Demikian analogi bijak yang dikemukakan Jaksa Agung Hendarman Supandji, ketika meresmikan warung kejujuran ke-1.000 di SMA Negeri 42 Jakarta, Rabu (15/10). Seperti layaknya warung kejujuran lainnya di seluruh Indonesia, setiap pembeli dapat mengambil sendiri barang yang diinginkannya, kemudian membayar, dan dapat mengambil kembalian sendiri. Itu semua dilakukan tanpa diawasi seorang pun.

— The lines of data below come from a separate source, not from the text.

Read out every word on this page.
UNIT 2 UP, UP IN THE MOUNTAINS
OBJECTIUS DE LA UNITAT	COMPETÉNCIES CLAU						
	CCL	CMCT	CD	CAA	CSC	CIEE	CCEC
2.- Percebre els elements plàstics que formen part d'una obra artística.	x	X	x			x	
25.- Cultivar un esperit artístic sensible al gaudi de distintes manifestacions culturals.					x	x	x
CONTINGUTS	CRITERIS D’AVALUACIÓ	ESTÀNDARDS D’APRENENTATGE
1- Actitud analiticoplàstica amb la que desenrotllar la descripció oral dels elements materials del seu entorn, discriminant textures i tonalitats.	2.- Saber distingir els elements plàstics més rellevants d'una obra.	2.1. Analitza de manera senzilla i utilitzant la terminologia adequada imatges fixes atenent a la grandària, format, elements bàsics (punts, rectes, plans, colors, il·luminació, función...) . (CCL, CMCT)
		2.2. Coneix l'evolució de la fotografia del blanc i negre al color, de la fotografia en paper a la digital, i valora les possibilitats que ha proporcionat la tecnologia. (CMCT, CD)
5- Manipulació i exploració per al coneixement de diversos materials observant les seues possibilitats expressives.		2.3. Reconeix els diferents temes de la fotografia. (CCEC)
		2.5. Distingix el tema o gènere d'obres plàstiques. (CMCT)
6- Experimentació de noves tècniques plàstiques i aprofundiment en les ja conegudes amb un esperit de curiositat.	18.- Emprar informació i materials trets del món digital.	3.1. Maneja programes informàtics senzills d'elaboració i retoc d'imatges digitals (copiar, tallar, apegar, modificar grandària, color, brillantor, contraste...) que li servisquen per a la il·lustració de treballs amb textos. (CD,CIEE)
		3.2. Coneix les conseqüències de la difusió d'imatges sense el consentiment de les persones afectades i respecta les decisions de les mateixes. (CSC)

Warung kejujuran merupakan sarana yang sangat penting untuk menanamkan sifat-sifat luhur itu sejak dini. Begitulah Hendarman memandang penting, kantin kejujuran yang mungkin dinilainya dapat membangun karakter dan budaya malu generasi muda. ’’Kasus korupsi itu karena sifat-sifat tidak jujur dalam oknum-oknum pemerintah dan swasta. Kalau sifat tidak jujur yang berubah koruptif merajalela, maka negara tidak bisa berkembang dan membangun,’’ ujarnya.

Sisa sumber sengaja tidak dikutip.